AO-Fed Infrared Spectrographs

I am the instrument scientist for the High resolution Infrared Spectrograph for Exoplanet Characterization (HISPEC) project at Caltech. This project is expected to be deployed on the 10 meter Keck II telescope at the W. M. Keck Observatory in Mauna Kea, Hawaii by the end of 2026. I also work on similar instrument, MODHIS, which is in its conceptual design phase for the Thirty Meter Telescope.

Physical Overview

HISPEC has a range of science goals including direct spectroscopy of exoplanets, science of faint dwarfs, and precision radial velocity (PRV) measurements of exoplanets. The last science goal of PRV is the most demanding design-wise and poses milliKelvin temperature stability on the instrument as well as a handful of other requirements.

Due to the extreme stability requirement and limited space on the telescope, the measurement side of HISPEC is decoupled and located in the basement of Keck II in a space originally intended for interferometry. This disjointed instrument design poses the challenge of a long fiber run through the observatory, but gives HISPEC a bit more space to work with for its multiple calibration light sources, its fiber switching mechanisms that moves light around remotely, and the two spectrometers – one for yJ and another for HK.

HISPEC is diffraction-limited instrument meaning it is fed with single-mode fibers that are matched to the telescope’s point spread function (PSF). These fibers are tiny and to have any hope of coupling any light into them useful for doing science, an adaptive optics (AO) system is needed to correct turbulence in Earth’s atmosphere so the telescope PSF looks more like a nice compact Airy disk instead of a giant seeing-limited blob that is moving around left and right!

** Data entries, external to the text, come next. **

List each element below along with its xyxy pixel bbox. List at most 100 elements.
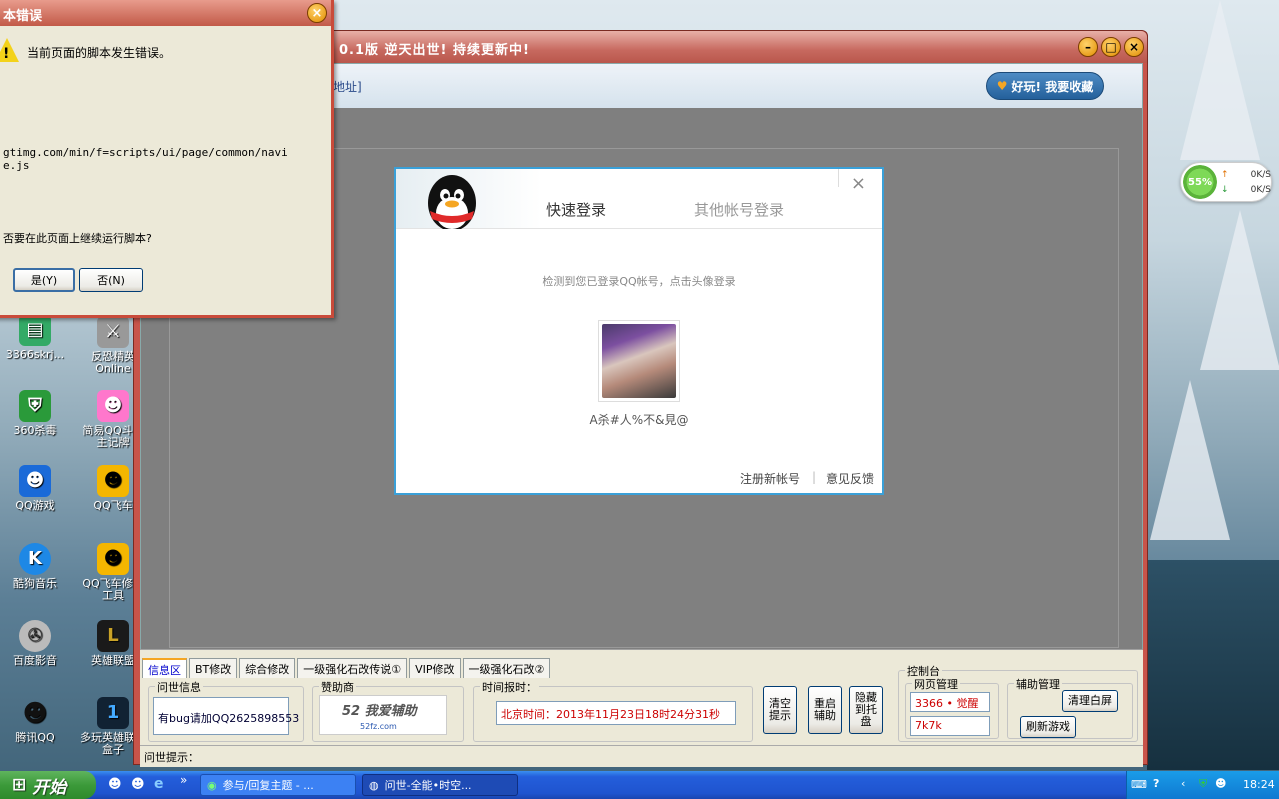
tray-collapse-icon[interactable]: ‹ (1181, 777, 1185, 790)
error-title-bar[interactable]: 本错误 × (0, 0, 331, 26)
clear-white-screen-button[interactable]: 清理白屏 (1062, 690, 1118, 712)
error-message: 当前页面的脚本发生错误。 (27, 46, 172, 60)
winrar-icon: ▤ (19, 314, 51, 346)
tab-quick-login[interactable]: 快速登录 (546, 199, 606, 220)
river-decoration (1147, 560, 1279, 770)
qq-penguin-logo-icon (428, 175, 476, 229)
refresh-game-button[interactable]: 刷新游戏 (1020, 716, 1076, 738)
system-tray: ⌨ ? ‹ ⛨ ☻ 18:24 (1126, 771, 1279, 799)
upload-row: ↑ 0K/S (1221, 170, 1271, 180)
qq-penguin-icon: ☻ (97, 390, 129, 422)
tab-other-account-login[interactable]: 其他帐号登录 (694, 199, 784, 220)
yes-button[interactable]: 是(Y) (13, 268, 75, 292)
tab-vip-modify[interactable]: VIP修改 (409, 658, 461, 678)
quicklaunch-penguin-icon[interactable]: ☻ (131, 777, 145, 792)
error-url-line1: gtimg.com/min/f=scripts/ui/page/common/n… (3, 146, 288, 159)
header-divider (838, 169, 839, 187)
desktop-icon-baidu-player[interactable]: ✇ 百度影音 (0, 620, 70, 667)
help-icon[interactable]: ? (1153, 777, 1159, 790)
restart-assist-button[interactable]: 重启辅助 (808, 686, 842, 734)
quicklaunch-qq-icon[interactable]: ☻ (108, 777, 122, 792)
tab-bt-modify[interactable]: BT修改 (189, 658, 238, 678)
web-item-7k7k[interactable]: 7k7k (910, 716, 990, 736)
tab-stone-2[interactable]: 一级强化石改② (462, 658, 551, 678)
task-item-forum[interactable]: ◉ 参与/回复主题 - ... (200, 774, 356, 796)
info-group: 问世信息 有bug请加QQ2625898553 (148, 679, 304, 742)
info-group-label: 问世信息 (155, 679, 203, 695)
maximize-button[interactable]: □ (1101, 37, 1121, 57)
web-item-3366[interactable]: 3366 • 觉醒 (910, 692, 990, 712)
tab-general-modify[interactable]: 综合修改 (239, 658, 296, 678)
time-label: 时间报时： (480, 679, 539, 695)
shield-icon: ⛨ (19, 390, 51, 422)
desktop-icon-tencent-qq[interactable]: ☻ 腾讯QQ (0, 697, 70, 744)
control-panel: 信息区 BT修改 综合修改 一级强化石改传说① VIP修改 一级强化石改② 问世… (140, 649, 1143, 767)
sponsor-group: 赞助商 52 我爱辅助 52fz.com (312, 679, 464, 742)
register-link[interactable]: 注册新帐号 (740, 470, 800, 487)
tab-info[interactable]: 信息区 (142, 658, 187, 678)
sponsor-banner-text: 52 我爱辅助 (342, 704, 417, 719)
warning-icon-mark: ! (3, 46, 10, 62)
arrow-up-icon: ↑ (1221, 170, 1229, 180)
link-separator: | (812, 470, 817, 484)
console-group: 控制台 网页管理 3366 • 觉醒 7k7k 辅助管理 清理白屏 刷新游戏 (898, 663, 1138, 742)
desktop-icon-3366skrj[interactable]: ▤ 3366skrj... (0, 314, 70, 361)
desktop-icon-360-antivirus[interactable]: ⛨ 360杀毒 (0, 390, 70, 437)
desktop-icon-kugou-music[interactable]: K 酷狗音乐 (0, 543, 70, 590)
lol-box-icon: 1 (97, 697, 129, 729)
cs-online-icon: ⚔ (97, 316, 129, 348)
task-item-wenshi[interactable]: ◍ 问世-全能•时空... (362, 774, 518, 796)
sponsor-label: 赞助商 (319, 679, 356, 695)
qq-speed-icon: ☻ (97, 465, 129, 497)
snow-tree-decoration (1180, 0, 1260, 160)
feedback-link[interactable]: 意见反馈 (826, 470, 874, 487)
clock[interactable]: 18:24 (1243, 778, 1275, 791)
status-text: 问世提示： (144, 751, 199, 764)
hide-to-tray-button[interactable]: 隐藏到托盘 (849, 686, 883, 734)
favorite-button[interactable]: ♥ 好玩! 我要收藏 (986, 72, 1104, 100)
quicklaunch-ie-icon[interactable]: e (154, 776, 164, 792)
close-icon[interactable]: × (851, 173, 866, 194)
browser-icon: ◉ (207, 778, 217, 792)
time-group: 时间报时： 北京时间：2013年11月23日18时24分31秒 (473, 679, 753, 742)
tab-stone-legend-1[interactable]: 一级强化石改传说① (297, 658, 408, 678)
keyboard-icon[interactable]: ⌨ (1131, 778, 1147, 791)
close-button[interactable]: × (1124, 37, 1144, 57)
qq-penguin-icon: ☻ (22, 699, 48, 727)
film-reel-icon: ✇ (19, 620, 51, 652)
app-icon: ◍ (369, 778, 379, 792)
minimize-button[interactable]: – (1078, 37, 1098, 57)
snow-tree-decoration (1150, 380, 1230, 540)
user-avatar[interactable] (598, 320, 680, 402)
error-url-line2: e.js (3, 159, 30, 172)
qq-speed-repair-icon: ☻ (97, 543, 129, 575)
network-speed-widget[interactable]: 55% ↑ 0K/S ↓ 0K/S (1180, 162, 1272, 202)
start-button[interactable]: ⊞ 开始 (0, 771, 96, 799)
qq-login-dialog: 快速登录 其他帐号登录 × 检测到您已登录QQ帐号，点击头像登录 A杀#人%不&… (394, 167, 884, 495)
status-bar: 问世提示： (140, 745, 1143, 765)
username-label[interactable]: A杀#人%不&見@ (396, 411, 882, 428)
security-shield-icon[interactable]: ⛨ (1199, 777, 1207, 791)
sponsor-banner-sub: 52fz.com (360, 722, 397, 731)
web-manage-group: 网页管理 3366 • 觉醒 7k7k (905, 676, 999, 739)
tab-bar: 信息区 BT修改 综合修改 一级强化石改传说① VIP修改 一级强化石改② (142, 658, 552, 678)
login-detect-text: 检测到您已登录QQ帐号，点击头像登录 (542, 275, 736, 288)
desktop-icon-qq-game[interactable]: ☻ QQ游戏 (0, 465, 70, 512)
heart-icon: ♥ (996, 79, 1008, 93)
download-speed: 0K/S (1250, 185, 1271, 195)
error-title: 本错误 (3, 9, 43, 24)
time-display: 北京时间：2013年11月23日18时24分31秒 (496, 701, 736, 725)
web-manage-label: 网页管理 (912, 676, 960, 692)
qq-game-icon: ☻ (19, 465, 51, 497)
info-text: 有bug请加QQ2625898553 (153, 697, 299, 735)
no-button[interactable]: 否(N) (79, 268, 143, 292)
lol-icon: L (97, 620, 129, 652)
sponsor-banner[interactable]: 52 我爱辅助 52fz.com (319, 695, 447, 735)
clear-tips-button[interactable]: 清空提示 (763, 686, 797, 734)
windows-logo-icon: ⊞ (12, 775, 27, 795)
quicklaunch-more-icon[interactable]: » (180, 773, 187, 787)
qq-tray-icon[interactable]: ☻ (1215, 777, 1226, 790)
snow-tree-decoration (1200, 210, 1279, 370)
script-error-dialog: 本错误 × ! 当前页面的脚本发生错误。 gtimg.com/min/f=scr… (0, 0, 334, 318)
close-icon[interactable]: × (307, 3, 327, 23)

For HISPEC, we can utilize Keck AO which has a Shack Hartmann wave front sensor to do the adaptive optics correction which also includes a separate camera for doing tip/tilt correction of the PSF. Despite this, and because coupling into single mode fibers is just that difficult, HISPEC has a whole instrument dedicated to getting light into its fibers called the Front End Instrument (FEI). The FEI has lots of cool features to make sure this light gets efficiently coupled into the fibers so the HISPEC spectrographs can do their magic. This includes the ability to back inject light onto the tracking, a fast tip/tilt mirror for keeping the star centered on the fiber, and some beam shaping optics to better match the telescope PSF to the mode field of the fiber.

Differential Limb Coupling

When designing the FEI, we realized that some interesting stuff can happen when you have a single-mode fiber on a big telescope behind an AO system. Stuff that is both good and bad. With a sufficiently good angular resolving power (which comes with a large telescope aperture) things get a little more challenging when measuring radial velocity for single mode fiber-fed spectrographs. Look at the coupling map shown below which shows how much light gets into the fiber as a function of the position from the fiber center, and consider what happens when your rotating star is partially resolved. Do you see how a misalignment might cause errors?

The issue arises when a rotating object is non-centered off of it’s axis of rotation. The side closer to the fiber’s center will couple in better and the final spectrum will be biased toward seeing more of that limb, presenting as a redshift or blueshift of the spectrum. This is problematic when HISPEC will be trying to search for planets by measuring a redshift or blueshift.

What’s the solution to this? Well, there are a few. For one, we could try to better track the true position of our fiber to prevent misalignments. This is hard though due to thermal drifts in the night and we aren’t yet sure how well this can be achieved (though tests are in the works). Otherwise, we could scan the star on the fiber in a way that allows us to average down the bias by purposely sampling either side of the star. For example, we could dither the star around the coupling map by an amount great than our fiber alignment error. This will help equalize the coupling at the cost of a reduction in coupling efficiency. Since only the brightest stars are partially resolved, this can be an acceptable trade. For more information and how you might address the problem without sacrificing photons, see the SPIE proceedings here.

An object is dithered across the front of the fiber to ensure equal coupling. Coupling efficiency is shown on the right.

One response to “AO-Fed Infrared Spectrographs”

  1. Wow that’s a really great solution to this problem.

    I have a similar biasing problem not related directly to fibers but this dithering approach seems like a great way to reduce bias in my application too!